Wow, OK a week since I last wrote. Let's catch up.
It's Wednesday morning, and the lovely morning sun keeps me from sleeping late. I'm taking a mental health day and keeping the boy at home. The plan is to get some shit done, such as bills, and to figure out what this boy needs.
The weekend was a great one, full of friends, music, sex, food, wine, and cheese. Having my friends over for late-night hanging out with a fire made me happier than I have been in a very long time. People asked me how I was, how's the separation going, and I truthfully answered 'Great. I'm happy.' It was such a relief to say it. It was such a relief to feel it. My life is not just better, but good.
And yes, I did say sex. As candid as I can be, I'm not going to get into the details too much, only: POW pow pow pow POW POW. Yes yes, it's good to be touched and desired, to hear tender words, but really, let me just say fucking is good. And this fucking? Really fucking great.

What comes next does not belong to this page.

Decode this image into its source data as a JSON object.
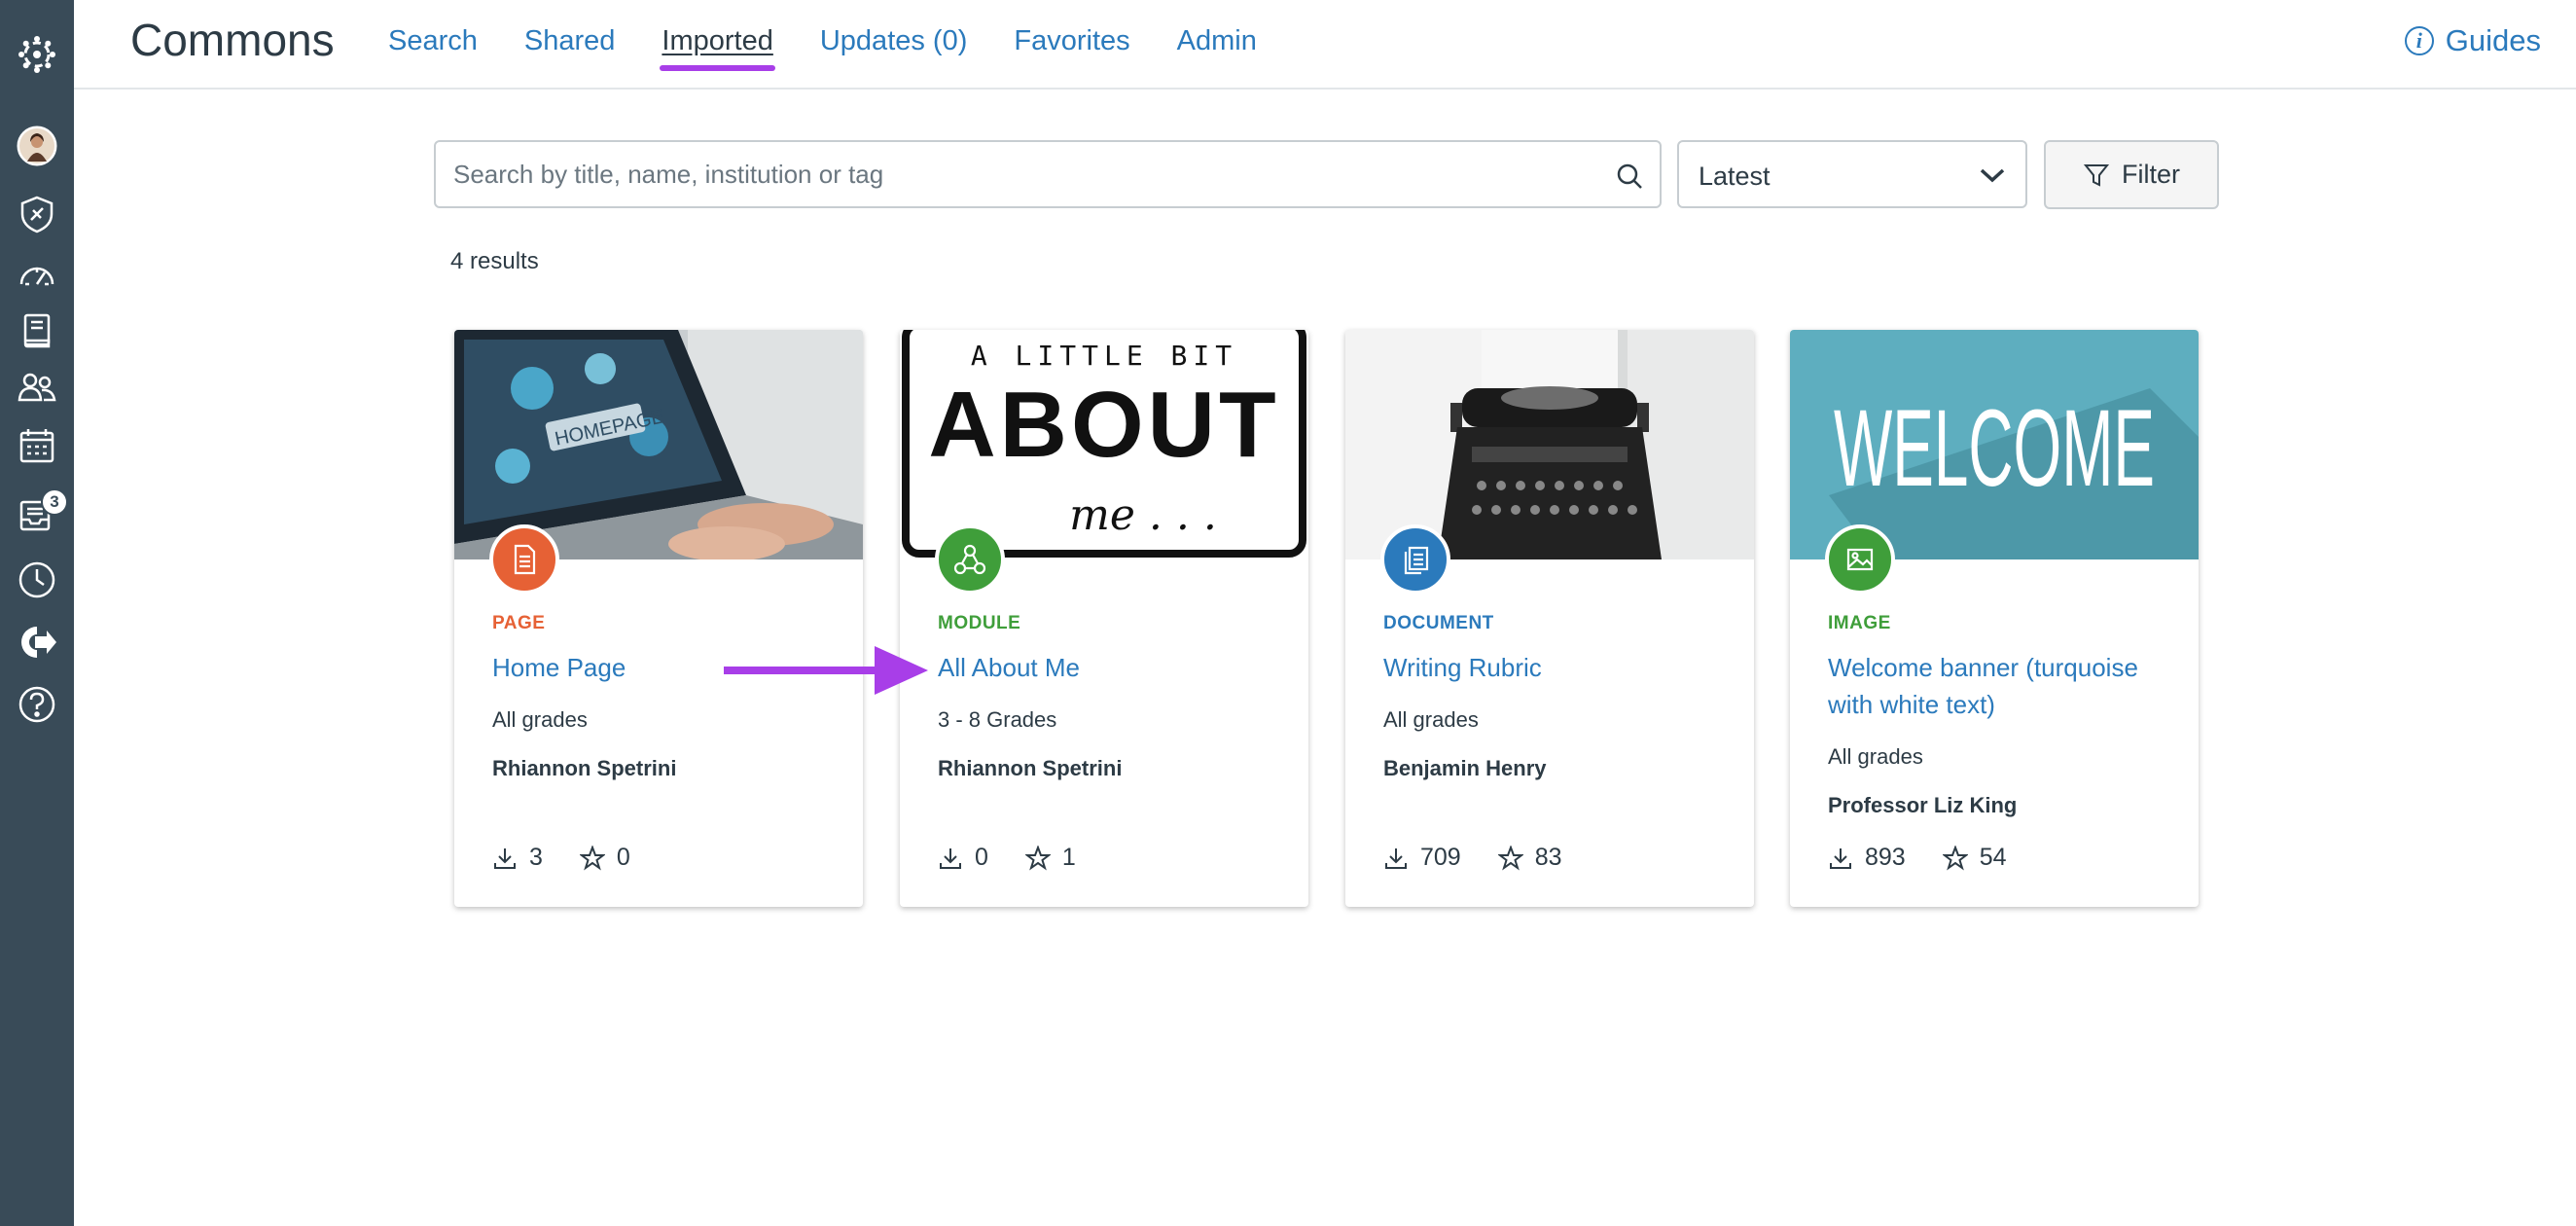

Then I picked up my son on Sunday and it has been one car crash after another. Tantrums. Tantrums with me, tantrums with his teachers. Made us all cry with frustration. Then it turns around and starts affecting my work, and I feel like a professional fuck-up because I'm letting my co-workers down and distracting them from the million other things they should be doing. And I don't know how to handle this kid. Boot camp? More leeway? He's tired and stressed, confused too. There's no small measure of sadness and anger he's feeling. Like, duh. I, in turn, feel terrible, awful really, for putting him through this.
So I'm taking today to figure things out with him, get the groceries, pay the bills, make some phone calls. . .get back in the game.